All requests that involve knowledge are charged at the Microsoft Copilot generative answers messaging rates. For more information, go to Billing rates and management.

If knowledge sources require data to be ingested, then the storage of the data and the corresponding indexes to retrieve that data would be subject to the storage entitlements the customer has. For more information on Dataverse natural language search, go to Enhance AI-powered experiences with Dataverse search.

Limits and limitations

When first enabling unstructured data support, there might be a delay between 5 and 30 minutes for Dataverse configuration and indexing before the added files are processed. The length of time depends on the size of the current Dataverse environment.

Each agent can have a maximum of 500 knowledge objects. These objects could be files, folders, knowledge articles, websites, or other sources.

At this time, only five different sources can be used at a time in an agent. For example, SharePoint, Dataverse, OneDrive, or other sources.

For more information about specific limits and limitations for the supported unstructured data sources, go to Copilot Studio unstructured data knowledge source limits.

FAQ

The SharePoint icon isn't displayed in the Upload files section of the Add knowledge dialog?

There's a slight delay between installing a solution and it being displayed in all existing organizations. To initiate a manual update, follow these steps:

  1. Sign in to the Power Platform Admin Center, using administrator credentials.
  2. Select Manage.
  3. Select Dynamics 365 Apps.
  4. Type "PowerAIExtensions" in the search bar.
  5. Select the More icon () of Microsoft Dynamics 365 - PowerAIExtensions and select Install.
  6. From the drop-down menu, select your environment and then select Install.
  7. After the installation completes, open Power Apps in a new window.
  8. Select Solutions.
  9. Select See History.
  10. Search for "PowerAIExtensions_Anchor" and ensure it's set to 1.01.688 or higher.

In the Add knowledge dialog, what is the difference between the two SharePoint options?

In the Add knowledge dialog, there are two SharePoint options. The SharePoint option in the file upload section is used to upload individual SharePoint files or folders, and enables file synchronization capabilities. The other SharePoint option provides the full support of SharePoint in Copilot Studio.

What happens when I add more than 500 knowledge objects to my agent?

You're prevented from adding any further objects unless you first delete previous objects.

Does each agent have their own index of the knowledge source?

Knowledge sources are stored in Dataverse for use in the environment they were created in. If the same SharePoint folder is used in multiple agents, a single instance of the folder is used for all the agents.

What happens if I select a folder that has more than the maximum number of files, folders, and subfolders when adding a SharePoint or OneDrive source?

Copilot Studio retrieves and indexes up to the maximum number of files, folders, and subfolders, and index those. The remaining aren't processed. Currently, there isn't any messaging to indicate what was or wasn't processed.

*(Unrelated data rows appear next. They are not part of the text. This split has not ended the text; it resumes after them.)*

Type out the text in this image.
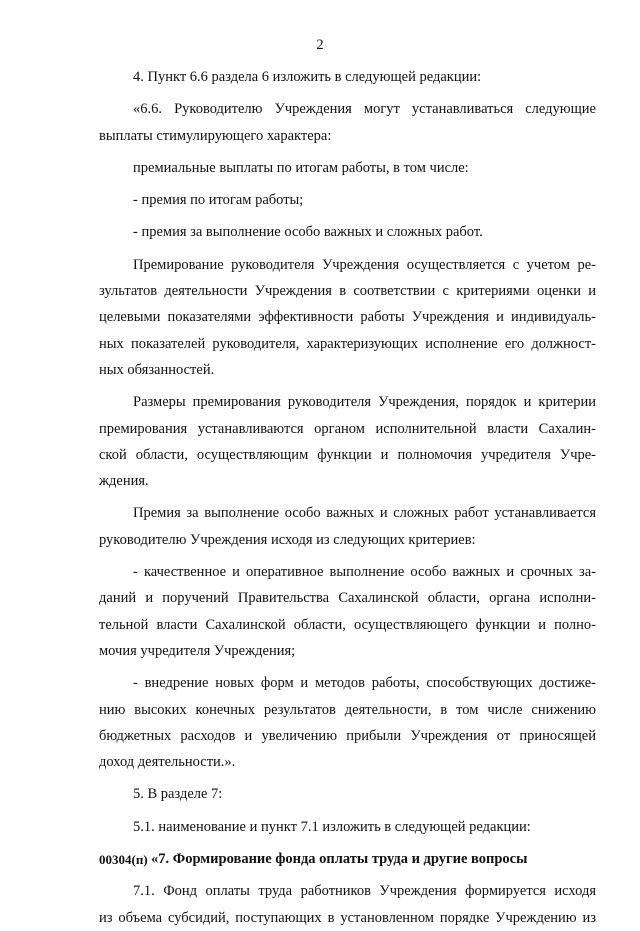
2
4. Пункт 6.6 раздела 6 изложить в следующей редакции:
«6.6. Руководителю Учреждения могут устанавливаться следующие
выплаты стимулирующего характера:
премиальные выплаты по итогам работы, в том числе:
- премия по итогам работы;
- премия за выполнение особо важных и сложных работ.
Премирование руководителя Учреждения осуществляется с учетом ре-
зультатов деятельности Учреждения в соответствии с критериями оценки и
целевыми показателями эффективности работы Учреждения и индивидуаль-
ных показателей руководителя, характеризующих исполнение его должност-
ных обязанностей.
Размеры премирования руководителя Учреждения, порядок и критерии
премирования устанавливаются органом исполнительной власти Сахалин-
ской области, осуществляющим функции и полномочия учредителя Учре-
ждения.
Премия за выполнение особо важных и сложных работ устанавливается
руководителю Учреждения исходя из следующих критериев:
- качественное и оперативное выполнение особо важных и срочных за-
даний и поручений Правительства Сахалинской области, органа исполни-
тельной власти Сахалинской области, осуществляющего функции и полно-
мочия учредителя Учреждения;
- внедрение новых форм и методов работы, способствующих достиже-
нию высоких конечных результатов деятельности, в том числе снижению
бюджетных расходов и увеличению прибыли Учреждения от приносящей
доход деятельности.».
5. В разделе 7:
5.1. наименование и пункт 7.1 изложить в следующей редакции:
«7. Формирование фонда оплаты труда и другие вопросы
7.1. Фонд оплаты труда работников Учреждения формируется исходя
из объема субсидий, поступающих в установленном порядке Учреждению из
00304(п)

One of the files I added (or that was part of a folder I added) is displayed as part of the knowledge source, but I can't get answers from it. Why?

This issue could be related to one of the following reasons:

  • The file or folder is set to "Ready" on the Knowledge page.
  • Ensure that the file name doesn't include an unsupported character (specifically for SharePoint files).
  • Ensure that the file doesn't have a sensitivity setting of Confidential or Highly Confidential, or have password protection.
  • Ensure that it's a supported file type.
  • If the file or folder is from a different user's OneDrive or SharePoint site, verify that it's shared with the maker.
  • If the file is knowledge base file, ensure that your account has permissions to view the content in the source system.